Personally, I hope Perry gets in. He could bring a lot to this contest. If Sarah Palin doesn't run, and it turns out her bus tour was nothing more than another gimmick to grab attention, then there will be a need for a Republican candidate that everyday Americans can relate to. That's Perry.

He has positives and negatives, but so do the others. On the positive side, he's affable, charming and a great campaigner. On the negative, he can be intensely unlikable, especially in a debate, and even supporters sometimes doubt his authenticity and veracity.

If you thought Mitt Romney or John Kerry did Olympic-quality flip-flops, wait until you get a look at Rick Perry.

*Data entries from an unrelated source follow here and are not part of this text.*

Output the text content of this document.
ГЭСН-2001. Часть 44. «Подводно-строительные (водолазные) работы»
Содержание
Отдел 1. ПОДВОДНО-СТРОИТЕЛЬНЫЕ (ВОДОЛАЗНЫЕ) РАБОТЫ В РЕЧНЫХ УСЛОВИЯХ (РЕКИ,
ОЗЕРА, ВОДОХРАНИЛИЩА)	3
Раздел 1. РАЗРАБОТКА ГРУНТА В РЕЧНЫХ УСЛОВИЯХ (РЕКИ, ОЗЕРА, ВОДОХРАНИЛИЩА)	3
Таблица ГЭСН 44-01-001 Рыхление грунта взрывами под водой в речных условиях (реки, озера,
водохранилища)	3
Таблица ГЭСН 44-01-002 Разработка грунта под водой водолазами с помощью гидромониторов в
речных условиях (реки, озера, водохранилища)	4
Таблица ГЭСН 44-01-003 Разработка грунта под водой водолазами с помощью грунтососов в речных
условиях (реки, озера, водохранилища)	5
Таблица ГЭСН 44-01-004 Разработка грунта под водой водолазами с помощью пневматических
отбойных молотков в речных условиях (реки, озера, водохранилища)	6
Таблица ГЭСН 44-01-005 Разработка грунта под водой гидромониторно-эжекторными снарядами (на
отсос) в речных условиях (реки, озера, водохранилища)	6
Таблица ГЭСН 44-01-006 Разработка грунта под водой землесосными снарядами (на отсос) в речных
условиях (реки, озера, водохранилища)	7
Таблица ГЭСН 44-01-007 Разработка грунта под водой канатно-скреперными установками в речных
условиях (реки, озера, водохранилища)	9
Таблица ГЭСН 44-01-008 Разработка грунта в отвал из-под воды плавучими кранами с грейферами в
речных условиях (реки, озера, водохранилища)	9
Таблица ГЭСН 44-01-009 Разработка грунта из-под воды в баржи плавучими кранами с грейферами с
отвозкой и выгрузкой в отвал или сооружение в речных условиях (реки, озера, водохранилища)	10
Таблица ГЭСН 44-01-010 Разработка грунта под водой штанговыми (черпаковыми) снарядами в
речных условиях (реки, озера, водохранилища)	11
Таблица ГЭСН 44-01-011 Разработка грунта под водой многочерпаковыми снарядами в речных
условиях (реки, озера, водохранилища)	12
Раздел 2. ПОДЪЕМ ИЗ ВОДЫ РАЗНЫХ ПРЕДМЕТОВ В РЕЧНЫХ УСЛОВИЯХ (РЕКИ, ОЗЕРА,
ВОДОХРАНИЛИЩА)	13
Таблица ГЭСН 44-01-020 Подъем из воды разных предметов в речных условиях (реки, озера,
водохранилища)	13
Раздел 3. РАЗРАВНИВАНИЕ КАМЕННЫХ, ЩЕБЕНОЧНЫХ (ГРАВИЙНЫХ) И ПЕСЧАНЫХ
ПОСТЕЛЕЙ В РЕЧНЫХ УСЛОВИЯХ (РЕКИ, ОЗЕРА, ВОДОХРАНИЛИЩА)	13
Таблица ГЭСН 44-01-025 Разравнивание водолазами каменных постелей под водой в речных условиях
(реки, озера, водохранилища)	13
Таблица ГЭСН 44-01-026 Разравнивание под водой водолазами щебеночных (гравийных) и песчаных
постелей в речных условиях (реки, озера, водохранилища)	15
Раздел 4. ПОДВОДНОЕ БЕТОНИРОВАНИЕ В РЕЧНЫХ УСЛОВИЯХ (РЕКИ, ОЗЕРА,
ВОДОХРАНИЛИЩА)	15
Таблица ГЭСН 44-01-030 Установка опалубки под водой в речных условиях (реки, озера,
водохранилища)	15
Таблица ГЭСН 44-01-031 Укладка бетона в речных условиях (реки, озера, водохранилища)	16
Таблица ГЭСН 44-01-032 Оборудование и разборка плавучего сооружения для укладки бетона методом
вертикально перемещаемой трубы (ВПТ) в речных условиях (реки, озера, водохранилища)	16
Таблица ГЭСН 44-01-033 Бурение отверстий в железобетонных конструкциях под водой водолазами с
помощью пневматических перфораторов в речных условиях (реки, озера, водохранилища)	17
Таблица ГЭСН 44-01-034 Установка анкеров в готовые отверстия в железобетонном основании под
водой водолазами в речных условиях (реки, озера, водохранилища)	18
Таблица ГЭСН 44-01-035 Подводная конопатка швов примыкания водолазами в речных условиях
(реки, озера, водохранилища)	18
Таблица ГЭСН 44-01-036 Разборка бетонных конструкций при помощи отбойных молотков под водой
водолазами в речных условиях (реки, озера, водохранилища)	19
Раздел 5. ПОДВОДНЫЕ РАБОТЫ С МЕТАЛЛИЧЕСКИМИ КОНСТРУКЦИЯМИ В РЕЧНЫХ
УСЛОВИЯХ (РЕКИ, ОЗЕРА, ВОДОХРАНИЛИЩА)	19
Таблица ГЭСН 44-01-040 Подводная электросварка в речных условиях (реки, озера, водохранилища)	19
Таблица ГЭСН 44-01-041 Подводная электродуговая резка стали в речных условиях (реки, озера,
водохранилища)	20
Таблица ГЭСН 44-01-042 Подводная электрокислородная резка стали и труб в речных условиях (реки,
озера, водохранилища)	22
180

One version of him used federal stimulus money to prop up the Texas economy; the other threatened secession. One insisted, when pressed during his last re-election campaign, that he would not run for president; the other appears to be gearing up to do just that. One signed a law that granted in-state tuition rates to illegal immigrants; the other -- perhaps with an eye toward running for president -- declared so-called "sanctuary cities" an emergency item to be taken up by the state Legislature.

So, in Perry's ideal world, local and state police should help immigration officials enforce federal law and remove illegal immigrants. But any of the undocumented who are somehow overlooked can stick around, buy a backpack, and go to college at a reduced rate?

It would be worth sitting through a campaign just to hear an explanation.